An estimated 2.5 million students graduate from college in India each year, making the market for first-job placements massive. PlaceCom plans to grow beyond campus hiring by also helping job-switchers, experienced professionals, and the blue-collar and diploma workforce find the right opportunities.
“The ATS and hiring market is worth billions, but we’re making focused bets. We don’t want to be everything for everyone,” Sood says.
Interestingly, while PlaceCom began by targeting rural and smaller institutions, it has found traction in larger universities. “Every other institute is struggling with placements in some way,” Sood says. “Even NITs and newer IIMs are open to outside help.”
Sood feels that as AI eats into productivity and automatable jobs, placements will become more competitive and nuanced. For institutes, it’s essential to keep track of metrics for a robust placement pipeline. “UGC now wants colleges to report average salary, placement rates, and entrepreneurship data. Our platform helps capture all of that,” he adds.

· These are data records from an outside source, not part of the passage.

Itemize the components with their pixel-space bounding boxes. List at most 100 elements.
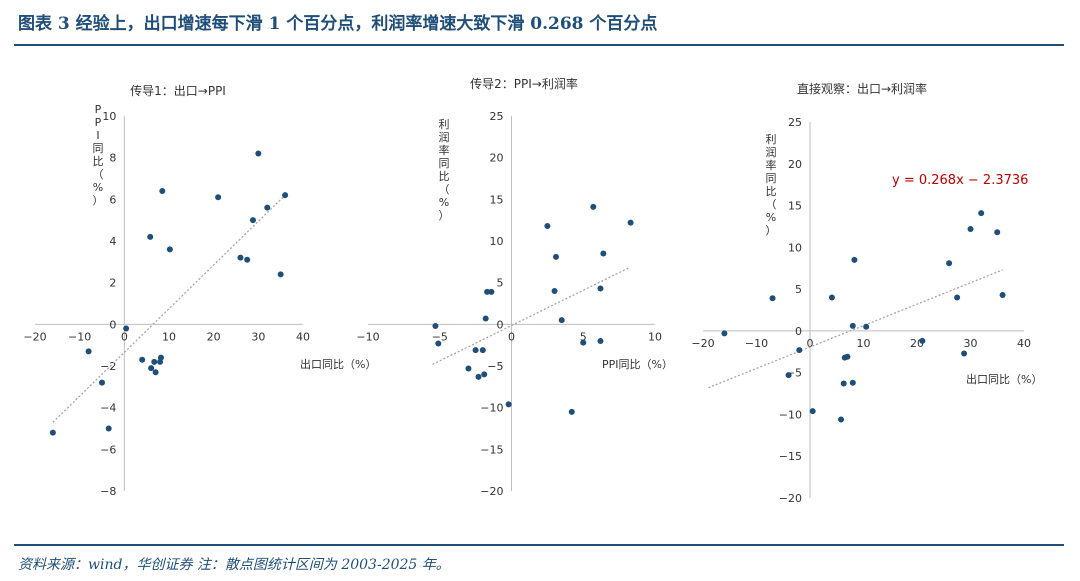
data-point: [840, 380, 847, 387]
data-point: [147, 233, 154, 240]
chart-title: 传导1：出口→PPI: [130, 83, 226, 98]
data-point: [255, 150, 262, 157]
x-tick-label: −5: [432, 330, 448, 343]
data-point: [721, 330, 728, 337]
data-point: [999, 291, 1006, 298]
data-point: [967, 225, 974, 232]
data-point: [481, 371, 488, 378]
data-point: [475, 373, 482, 380]
data-point: [994, 229, 1001, 236]
x-tick-label: −20: [23, 330, 46, 343]
y-tick-label: 0: [109, 318, 116, 331]
y-tick-label: −6: [100, 443, 116, 456]
y-tick-label: −20: [480, 485, 503, 498]
data-point: [851, 256, 858, 263]
chart-ppi-to-profit-margin: 传导2：PPI→利润率 −20 −15 −10 −5 0 5 10 15 20 25 −10 −5 0 5 1…: [356, 76, 673, 498]
x-tick-label: 0: [508, 330, 515, 343]
data-point: [148, 365, 155, 372]
regression-equation: y = 0.268x − 2.3736: [892, 173, 1028, 188]
y-tick-label: 15: [490, 193, 504, 206]
data-point: [99, 379, 105, 386]
y-tick-label: −10: [480, 402, 503, 415]
data-point: [769, 295, 776, 302]
x-tick-label: 40: [1017, 337, 1031, 350]
chart-title: 直接观察：出口→利润率: [797, 81, 927, 96]
y-axis-label: 利润率同比（%）: [439, 118, 450, 222]
footer-rule: [14, 544, 1064, 546]
y-tick-label: −20: [779, 492, 802, 505]
data-point: [482, 315, 489, 322]
data-point: [249, 217, 256, 224]
y-tick-label: 0: [497, 318, 504, 331]
data-point: [152, 369, 159, 376]
x-tick-label: −10: [356, 330, 379, 343]
x-tick-label: −10: [68, 330, 91, 343]
y-tick-label: 25: [490, 110, 504, 123]
data-point: [432, 323, 439, 329]
y-tick-label: 0: [795, 325, 802, 338]
data-point: [237, 254, 244, 261]
y-tick-label: 15: [788, 200, 802, 213]
data-point: [139, 356, 146, 363]
data-point: [849, 322, 856, 329]
data-point: [838, 416, 845, 423]
y-tick-label: 2: [109, 277, 116, 290]
data-point: [844, 353, 851, 360]
data-point: [568, 408, 575, 415]
data-point: [244, 256, 251, 263]
x-tick-label: 10: [648, 330, 662, 343]
y-tick-label: −15: [480, 443, 503, 456]
y-tick-label: 4: [109, 235, 116, 248]
data-point: [435, 340, 442, 347]
y-tick-label: −10: [779, 408, 802, 421]
data-point: [863, 323, 870, 330]
x-tick-label: 10: [162, 330, 176, 343]
y-tick-label: −8: [100, 485, 116, 498]
x-tick-label: 30: [964, 337, 978, 350]
data-point: [946, 260, 953, 267]
data-point: [123, 325, 130, 332]
y-tick-label: −15: [779, 450, 802, 463]
data-point: [961, 350, 968, 357]
y-tick-label: 5: [795, 283, 802, 296]
x-tick-label: 0: [807, 337, 814, 350]
data-point: [597, 285, 604, 292]
data-point: [159, 188, 166, 194]
y-tick-label: 5: [497, 277, 504, 290]
data-point: [558, 317, 565, 324]
x-tick-label: 20: [207, 330, 221, 343]
x-tick-label: 0: [121, 330, 128, 343]
y-tick-label: −4: [100, 402, 116, 415]
data-point: [49, 429, 56, 436]
data-point: [166, 246, 173, 253]
x-tick-label: 40: [296, 330, 310, 343]
data-point: [785, 372, 792, 379]
data-point: [479, 347, 486, 354]
data-point: [151, 358, 158, 365]
data-point: [978, 210, 985, 217]
trend-line: [708, 269, 1003, 389]
data-point: [465, 365, 472, 372]
data-point: [919, 337, 926, 344]
data-point: [597, 338, 604, 344]
data-point: [590, 203, 597, 210]
y-tick-label: 20: [490, 152, 504, 165]
y-tick-label: −5: [487, 360, 503, 373]
x-tick-label: −10: [745, 337, 768, 350]
trend-line: [52, 194, 286, 423]
figure-title: 图表 3 经验上，出口增速每下滑 1 个百分点，利润率增速大致下滑 0.268 …: [18, 14, 658, 34]
data-point: [828, 294, 835, 301]
data-point: [472, 347, 479, 354]
x-tick-label: −20: [691, 337, 714, 350]
x-axis-label: 出口同比（%）: [966, 372, 1042, 386]
data-point: [627, 219, 634, 226]
data-point: [484, 288, 491, 295]
y-axis-label: P P I 同比（%）: [93, 103, 104, 207]
data-point: [600, 250, 607, 257]
x-tick-label: 30: [251, 330, 265, 343]
x-tick-label: 5: [580, 330, 587, 343]
y-axis-label: 利润率同比（%）: [766, 133, 777, 237]
x-tick-label: 10: [857, 337, 871, 350]
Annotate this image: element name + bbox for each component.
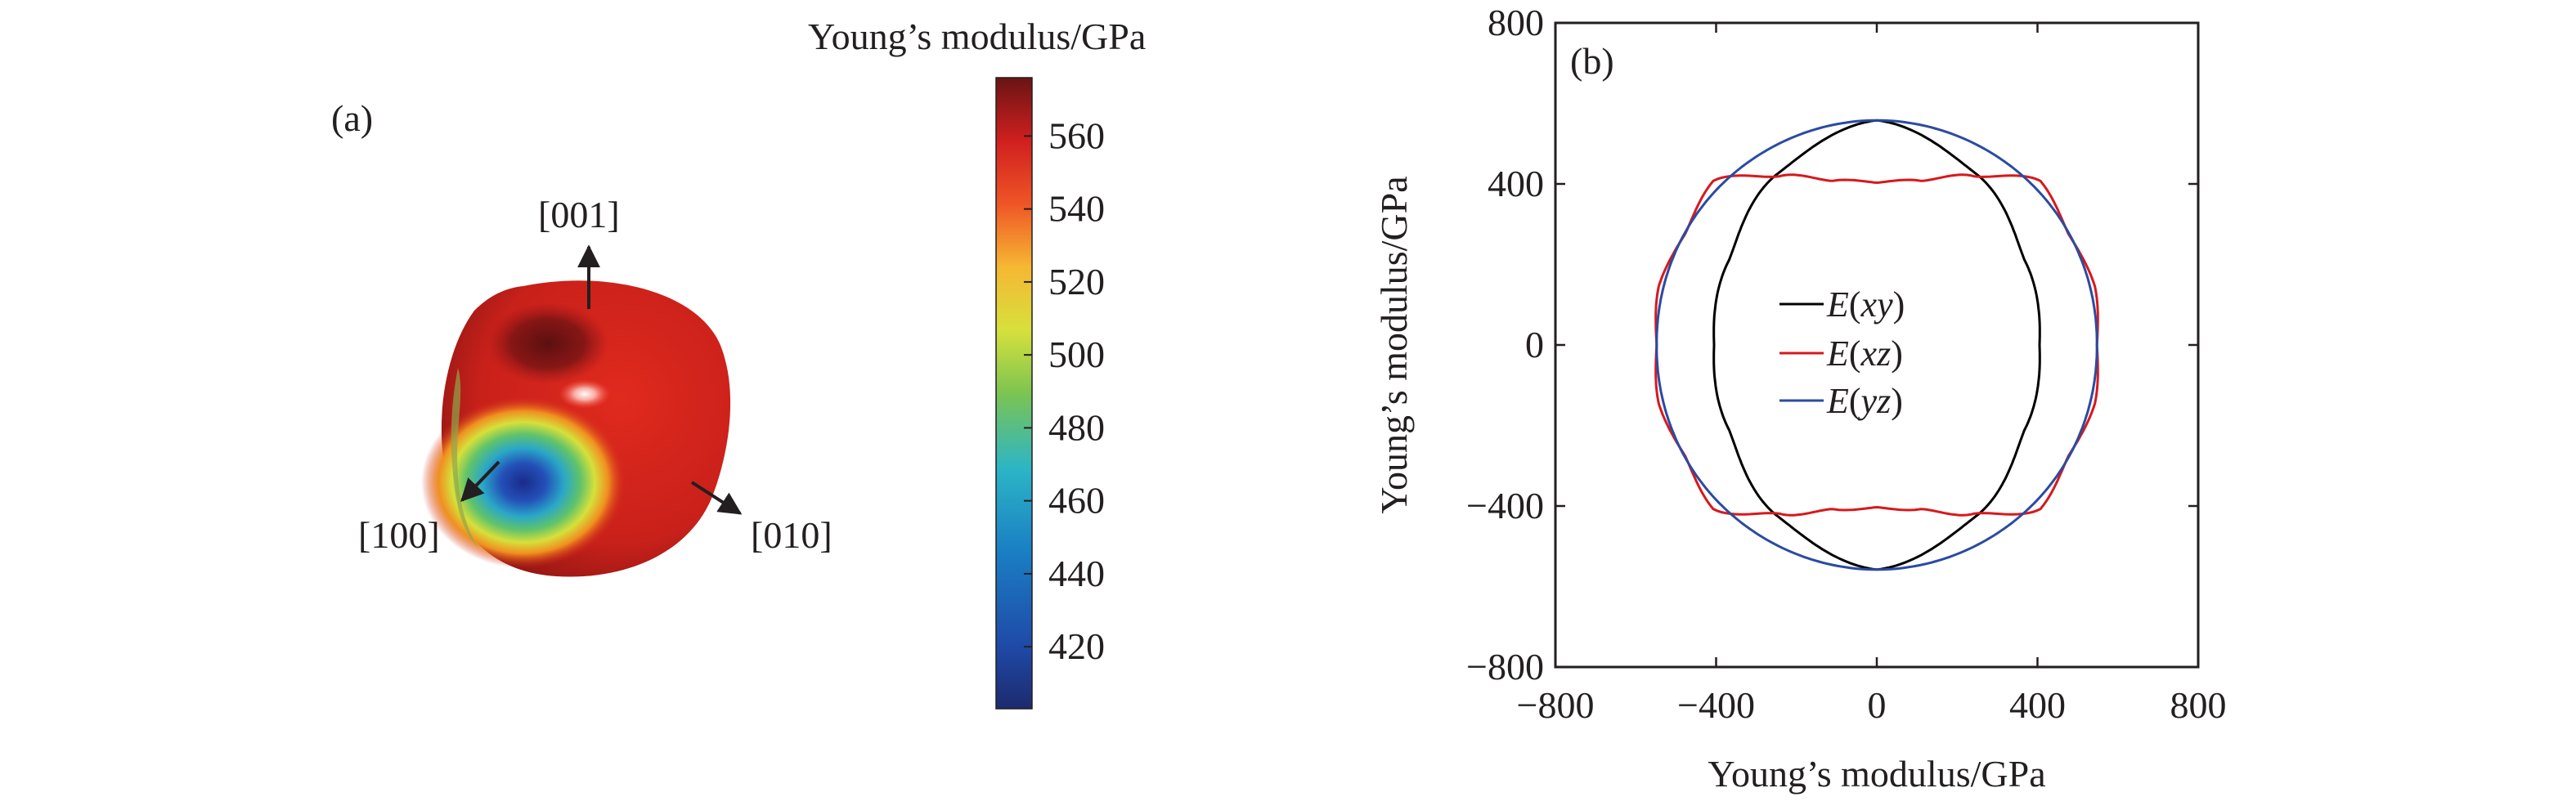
surface-blue-region (421, 396, 626, 568)
label-010: [010] (751, 514, 832, 556)
y-tick-label: 400 (1488, 163, 1544, 204)
arrow-100 (460, 460, 500, 503)
x-tick-label: 400 (2009, 684, 2066, 726)
legend-entry-xz: E(xz) (1779, 334, 1903, 374)
y-tick-label: −400 (1466, 485, 1544, 526)
colorbar-ticks: 420 440 460 480 500 520 540 560 (1024, 114, 1105, 667)
legend-label-xy: E(xy) (1826, 284, 1905, 325)
colorbar-tick-label: 420 (1048, 625, 1105, 667)
colorbar-gradient (995, 77, 1033, 710)
colorbar-tick-label: 560 (1048, 114, 1105, 156)
legend-entry-yz: E(yz) (1779, 381, 1903, 421)
y-tick-label: −800 (1466, 646, 1544, 687)
colorbar: Young’s modulus/GPa 420 440 460 480 500 520 54… (808, 16, 1146, 710)
x-tick-label: 800 (2170, 684, 2227, 726)
panel-a: (a) [001] [100] [010] Young’s modulus/GP… (331, 16, 1146, 710)
curve-yz (1655, 119, 2098, 571)
colorbar-tick-label: 440 (1048, 553, 1105, 594)
axis-ticks: −800−800 −400 −400 0 0 400 400 800 800 (1466, 2, 2226, 726)
y-tick-label: 800 (1488, 2, 1544, 43)
panel-b-label: (b) (1570, 40, 1614, 82)
x-axis-label: Young’s modulus/GPa (1708, 753, 2045, 795)
colorbar-tick-label: 540 (1048, 188, 1105, 230)
arrow-010 (690, 481, 743, 515)
legend-label-xz: E(xz) (1826, 334, 1903, 374)
surface-dark-region (487, 302, 609, 384)
label-100: [100] (358, 514, 440, 556)
modulus-surface-3d (421, 280, 731, 577)
legend-entry-xy: E(xy) (1779, 284, 1905, 325)
legend: E(xy) E(xz) E(yz) (1779, 284, 1905, 421)
panel-b: (b) −800−800 −400 −400 0 0 400 400 800 800 Young… (1373, 2, 2227, 795)
curve-xy (1712, 119, 2041, 571)
panel-a-label: (a) (331, 97, 373, 139)
plot-curves (1654, 119, 2099, 571)
x-tick-label: −400 (1677, 684, 1755, 726)
x-tick-label: 0 (1868, 684, 1887, 726)
colorbar-title: Young’s modulus/GPa (808, 16, 1146, 57)
colorbar-tick-label: 500 (1048, 334, 1105, 375)
y-tick-label: 0 (1525, 324, 1544, 365)
label-001: [001] (538, 194, 620, 235)
colorbar-tick-label: 480 (1048, 406, 1105, 448)
x-tick-label: −800 (1517, 684, 1595, 726)
surface-edge-shade (451, 368, 478, 548)
surface-highlight (559, 379, 611, 409)
colorbar-tick-label: 460 (1048, 480, 1105, 522)
legend-label-yz: E(yz) (1826, 381, 1903, 421)
colorbar-tick-label: 520 (1048, 261, 1105, 302)
y-axis-label: Young’s modulus/GPa (1373, 176, 1415, 513)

The founder admits that AlmaBay has had a fortunate head start. Within three months of Sood leaving his corporate role, he had raised $1 million, thanks to a chance meeting with Bobby Kang, followed by another million as the product matured.
“The real challenge is now,” he says. “Scaling teams, managing product stability as usage grows, fundraising at a new level, it’s a very different game.”
“Our aim isn’t to become the biggest job platform,” Sood says. “It’s to make sure every student in India has a shot at a meaningful career.”